Type 5: Right Triangle Problems

Often use Pythagorean Theorem as constraint

Key: Draw the triangle and label everything

Important Tips

Domain Considerations

Always check the domain!

• Variables often must be positive: $x > 0$
• Constraints might limit the range
• Check endpoints if the domain is closed

Units

Pay attention to units and include them in your answer!

Answer the Actual Question

Sometimes the question asks for:

• The dimensions (not just $x$)
• The maximum value (not just where it occurs)
• Multiple quantities

⚠️ Common Mistakes

Mistake 1: Not Reducing to One Variable

You MUST express the function in terms of a single variable before differentiating!

Mistake 2: Forgetting Constraints

Use ALL given information to create constraint equations.

Mistake 3: Not Verifying Max/Min

Use Second Derivative Test or check endpoints to confirm!

Mistake 4: Domain Errors

Make sure your answer makes physical sense (positive lengths, etc.)

Mistake 5: Incomplete Answers

If the problem asks for dimensions, give ALL dimensions, not just $x$.

Special Techniques

Technique 1: Implicit Differentiation

If the constraint is hard to solve, use implicit differentiation (in related rates style).

Technique 2: Eliminating Square Roots

To minimize distance $d = \sqrt{f(x)}$, minimize $d^2 = f(x)$ instead (same critical points, easier derivative).

Technique 3: Symmetry

Often the optimal solution has symmetric dimensions (like a square instead of rectangle).
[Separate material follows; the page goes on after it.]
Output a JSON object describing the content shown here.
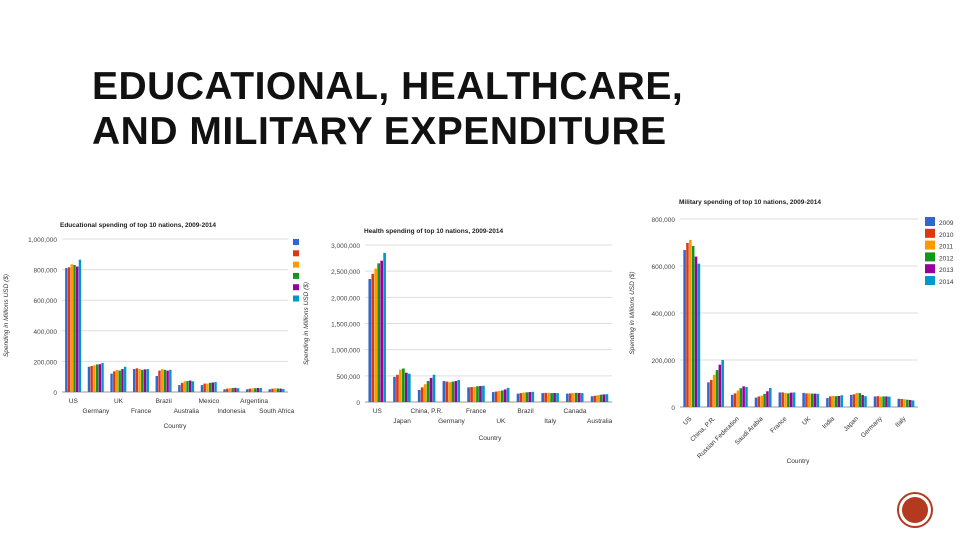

Closed Interval Method for Optimization

If the domain is a closed interval $[a, b]$:

1. Find critical points in $(a, b)$
2. Evaluate function at critical points
3. Evaluate function at endpoints $a$ and $b$
4. Compare all values

📝 Problem-Solving Checklist

• Read problem carefully
• Draw a diagram
• Label all variables
• Write equation to optimize
• Find constraint(s)
• Reduce to one variable
• Find derivative and critical points
• Verify max/min (Second Derivative Test or endpoints)
• Calculate all requested values
• Check answer makes sense
• Include units!

Practice Tips

1. Start with simple problems (single constraint, basic geometry)
2. Draw everything - visual representation helps enormously
3. Label clearly - know what each variable represents
4. Check endpoints - don't forget the domain!
5. Verify your answer - does it make physical sense?
6. Practice word problems - these take time to master

Step 3: Primary equation

Product: $P = xy$

Step 4: Constraint

Sum is 20: $x + y = 20$

Step 5: Reduce to one variable

From constraint: $y = 20 - x$

Substitute: $P(x) = x(20 - x) = 20x - x^2$

Step 6: Find domain

Since both numbers must be positive: $x > 0$ and $y = 20 - x > 0$

So $0 < x < 20$

Step 7: Find critical points

$P'(x) = 20 - 2x$

Set equal to zero: $20 - 2x = 0$

$x = 10$

Step 8: Verify maximum

$P''(x) = -2 < 0$ (concave down)

This is a maximum ✓

Check endpoints:

• At $x = 0$: $P = 0$
• At $x = 20$: $P = 0$
• At $x = 10$: $P = 10(10) = 100$

Maximum is clearly at $x = 10$ ✓

Step 9: Find both numbers

$x = 10$

$y = 20 - 10 = 10$

Answer: The two numbers are 10 and 10 with maximum product 100.